The Somm Journal
Mijenta
Mijenta

The Crying Winds 

ACCOUNTING FOR THE TERROIR-DRIVEN CHARACTER OF SANTA LUCIA HIGHLANDS PINOT NOIR  

story and by Randy Caparoso 

“And the wind,” Jimi Hendrix famously sang, “cries Mary.” I’ve never figured out exactly what that song was about—in college during the 1970s, I got off on wine, not substances—but this I knew: You could feel every Hendrix song, like electricity jolting every nerve. 

When The SOMM Journal began bringing sommeliers on field trips to the Santa Lucia Highlands, I think every participant knew all too well the almost jarring impact of the region’s Pinot Noirs. These wines can only be described as extraordinarily extravagant in both fruit character and acidity, yet they’re amazingly well-balanced despite invariably high levels of alcohol typically in the 14% range. 

But to fully understand the phenomena in the glass, a sommelier must first step onto the slopes of the Santa Lucia Highlands AVA itself. Once you do, you can clearly see you are on a bench looking eastward, down upon the flats of Salinas Valley and toward the jagged peaks of the Pinnacles on the opposite side. The slopes are not atypically high—starting at an elevation of 200 feet above sea level and reaching 1,200 at the highest points—but the differences in aspect and soil (rocky or sandy loams as opposed to deep clay alluviums) are stark enough to explain why the cultivation of concentrated wine grapes, as opposed to vegetables, is favorable to this part of Monterey County. 

Then there is the wind—the whistling, howling, physically violent wind—that kicks up daily by mid-afternoon as it pushes down from the deep, cold waters of Monterey Bay. It then ventures northward toward the hotter pockets of Paso Robles to the south, not unlike a theater crowd racing to the exits after someone hollers, “Fire!” Everyone here cusses at the wind,” says Joe Alarid, Owner/Grower of Santa Lucia Highlands’ Tondre Grapefield, “but we wouldn’t be able to grow grapes like this without it.” 

High winds and marine air account for the AVA’s cold-climate viticulture (ranking it as a Region I on the Winkler Scale), but these factors also explain a particular Pinot Noir structure. With limitations posed on active photosynthesis, growing seasons in the region are typically a good 120 days, rather than the usual 100 days experienced practically everywhere else in the world. Grape skins thickened by wind result in higher phenolics—hence, deeper flavors—and during harvest, it’s a matter of waiting for acids to drop to acceptable levels rather than waiting for sugars to rise. 

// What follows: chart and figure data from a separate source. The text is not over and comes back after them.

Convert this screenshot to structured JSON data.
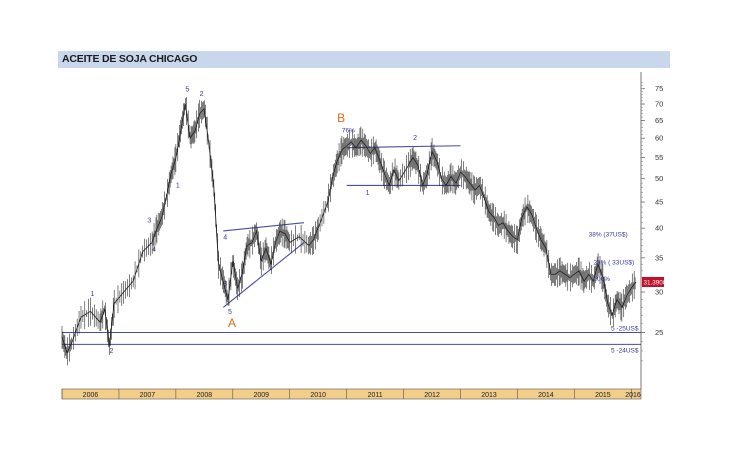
{
  "title": "ACEITE DE SOJA CHICAGO",
  "chart_data": {
    "type": "line",
    "title": "ACEITE DE SOJA CHICAGO",
    "y_scale": "log",
    "ylim": [
      20,
      78
    ],
    "x_range": [
      "2006-01",
      "2016-03"
    ],
    "y_ticks": [
      "75",
      "70",
      "65",
      "60",
      "55",
      "50",
      "45",
      "40",
      "35",
      "30",
      "25"
    ],
    "x_ticks": [
      "2006",
      "2007",
      "2008",
      "2009",
      "2010",
      "2011",
      "2012",
      "2013",
      "2014",
      "2015",
      "2016"
    ],
    "last_price_label": "31.3900",
    "last_price": 31.39,
    "series": [
      {
        "points": [
          [
            "2006-01",
            24.5
          ],
          [
            "2006-02",
            22.8
          ],
          [
            "2006-03",
            23.8
          ],
          [
            "2006-05",
            26.8
          ],
          [
            "2006-07",
            27.5
          ],
          [
            "2006-09",
            26.2
          ],
          [
            "2006-10",
            27.8
          ],
          [
            "2006-11",
            23.5
          ],
          [
            "2006-12",
            28.5
          ],
          [
            "2007-02",
            30.0
          ],
          [
            "2007-04",
            31.5
          ],
          [
            "2007-06",
            36.0
          ],
          [
            "2007-08",
            37.5
          ],
          [
            "2007-09",
            40.0
          ],
          [
            "2007-10",
            42.0
          ],
          [
            "2007-11",
            46.0
          ],
          [
            "2007-12",
            51.0
          ],
          [
            "2008-01",
            55.0
          ],
          [
            "2008-02",
            62.0
          ],
          [
            "2008-03",
            70.0
          ],
          [
            "2008-04",
            60.0
          ],
          [
            "2008-05",
            62.0
          ],
          [
            "2008-06",
            67.0
          ],
          [
            "2008-07",
            68.5
          ],
          [
            "2008-08",
            58.0
          ],
          [
            "2008-09",
            48.0
          ],
          [
            "2008-10",
            34.0
          ],
          [
            "2008-11",
            31.5
          ],
          [
            "2008-12",
            29.0
          ],
          [
            "2009-01",
            34.5
          ],
          [
            "2009-02",
            30.5
          ],
          [
            "2009-03",
            32.5
          ],
          [
            "2009-04",
            37.0
          ],
          [
            "2009-05",
            37.5
          ],
          [
            "2009-06",
            39.5
          ],
          [
            "2009-07",
            34.5
          ],
          [
            "2009-08",
            36.5
          ],
          [
            "2009-09",
            34.0
          ],
          [
            "2009-10",
            37.5
          ],
          [
            "2009-11",
            39.5
          ],
          [
            "2009-12",
            39.0
          ],
          [
            "2010-01",
            37.5
          ],
          [
            "2010-03",
            38.5
          ],
          [
            "2010-05",
            37.0
          ],
          [
            "2010-06",
            38.0
          ],
          [
            "2010-07",
            40.0
          ],
          [
            "2010-09",
            45.0
          ],
          [
            "2010-10",
            50.0
          ],
          [
            "2010-11",
            54.0
          ],
          [
            "2010-12",
            57.0
          ],
          [
            "2011-01",
            58.0
          ],
          [
            "2011-02",
            59.0
          ],
          [
            "2011-03",
            57.5
          ],
          [
            "2011-04",
            59.5
          ],
          [
            "2011-05",
            58.0
          ],
          [
            "2011-06",
            56.0
          ],
          [
            "2011-07",
            57.5
          ],
          [
            "2011-08",
            54.0
          ],
          [
            "2011-09",
            51.0
          ],
          [
            "2011-10",
            48.5
          ],
          [
            "2011-11",
            52.0
          ],
          [
            "2011-12",
            49.5
          ],
          [
            "2012-02",
            53.0
          ],
          [
            "2012-03",
            55.0
          ],
          [
            "2012-04",
            53.0
          ],
          [
            "2012-05",
            48.5
          ],
          [
            "2012-06",
            51.0
          ],
          [
            "2012-07",
            56.5
          ],
          [
            "2012-08",
            54.0
          ],
          [
            "2012-09",
            50.0
          ],
          [
            "2012-10",
            48.5
          ],
          [
            "2012-11",
            50.5
          ],
          [
            "2012-12",
            49.0
          ],
          [
            "2013-01",
            51.5
          ],
          [
            "2013-02",
            50.5
          ],
          [
            "2013-03",
            49.0
          ],
          [
            "2013-04",
            47.5
          ],
          [
            "2013-05",
            48.5
          ],
          [
            "2013-06",
            46.0
          ],
          [
            "2013-07",
            43.0
          ],
          [
            "2013-08",
            42.0
          ],
          [
            "2013-09",
            40.5
          ],
          [
            "2013-10",
            41.0
          ],
          [
            "2013-11",
            39.5
          ],
          [
            "2013-12",
            38.5
          ],
          [
            "2014-01",
            38.0
          ],
          [
            "2014-02",
            42.0
          ],
          [
            "2014-03",
            44.0
          ],
          [
            "2014-04",
            42.5
          ],
          [
            "2014-05",
            40.0
          ],
          [
            "2014-06",
            38.0
          ],
          [
            "2014-07",
            36.5
          ],
          [
            "2014-08",
            32.5
          ],
          [
            "2014-09",
            32.5
          ],
          [
            "2014-10",
            33.0
          ],
          [
            "2014-11",
            32.5
          ],
          [
            "2014-12",
            32.0
          ],
          [
            "2015-01",
            32.5
          ],
          [
            "2015-02",
            33.0
          ],
          [
            "2015-03",
            31.5
          ],
          [
            "2015-04",
            32.5
          ],
          [
            "2015-05",
            31.5
          ],
          [
            "2015-06",
            34.0
          ],
          [
            "2015-07",
            32.0
          ],
          [
            "2015-08",
            28.5
          ],
          [
            "2015-09",
            27.0
          ],
          [
            "2015-10",
            29.0
          ],
          [
            "2015-11",
            28.0
          ],
          [
            "2015-12",
            29.5
          ],
          [
            "2016-01",
            30.5
          ],
          [
            "2016-02",
            31.39
          ]
        ]
      }
    ],
    "horizontal_lines": [
      {
        "y": 25.0,
        "label": "5 -25US$"
      },
      {
        "y": 23.7,
        "label": "5 -24US$"
      }
    ],
    "trendlines": [
      {
        "from": [
          "2008-11",
          39.5
        ],
        "to": [
          "2010-04",
          41.0
        ]
      },
      {
        "from": [
          "2008-11",
          28.0
        ],
        "to": [
          "2010-04",
          37.5
        ]
      },
      {
        "from": [
          "2011-01",
          57.5
        ],
        "to": [
          "2013-01",
          58.0
        ]
      },
      {
        "from": [
          "2011-01",
          48.5
        ],
        "to": [
          "2013-01",
          48.5
        ]
      }
    ],
    "annotations": [
      {
        "text": "5",
        "at": [
          "2008-03",
          74.0
        ]
      },
      {
        "text": "2",
        "at": [
          "2008-06",
          72.5
        ]
      },
      {
        "text": "1",
        "at": [
          "2008-01",
          48.0
        ]
      },
      {
        "text": "3",
        "at": [
          "2007-07",
          41.0
        ]
      },
      {
        "text": "4",
        "at": [
          "2007-08",
          36.0
        ]
      },
      {
        "text": "1",
        "at": [
          "2006-07",
          29.5
        ]
      },
      {
        "text": "2",
        "at": [
          "2006-11",
          22.8
        ]
      },
      {
        "text": "4",
        "at": [
          "2008-11",
          38.0
        ]
      },
      {
        "text": "3",
        "at": [
          "2008-11",
          30.8
        ]
      },
      {
        "text": "5",
        "at": [
          "2008-12",
          27.2
        ]
      },
      {
        "text": "76%",
        "at": [
          "2010-12",
          61.5
        ]
      },
      {
        "text": "1",
        "at": [
          "2011-05",
          46.5
        ]
      },
      {
        "text": "2",
        "at": [
          "2012-03",
          59.5
        ]
      },
      {
        "text": "38% (37US$)",
        "at": [
          "2015-04",
          38.5
        ]
      },
      {
        "text": "23% ( 33US$)",
        "at": [
          "2015-05",
          34.0
        ]
      },
      {
        "text": "100%",
        "at": [
          "2015-05",
          31.5
        ]
      },
      {
        "text": "A",
        "at": [
          "2008-12",
          25.6
        ]
      },
      {
        "text": "B",
        "at": [
          "2010-11",
          64.5
        ]
      }
    ]
  }
}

In short, this explains the deliriously-rich, billowing aromas—as well as the full-scaled, acid-driven structure—of Santa Lucia Highlands Pinot Noir. Not only that, it also accounts for the intense, distinctly-mineral, and citrus-imbued Chardonnays of the region; Chardonnay, in fact, is typically picked several weeks after Pinot Noir in the Santa Lucia Highlands. This longer hang-time produces deeper, European-style wines.  

In the classic manner of speaking, this is terroir at its best and most distinctive: There is, like a “Mary,” nothing else in the world like a Santa Lucia Highlands wine.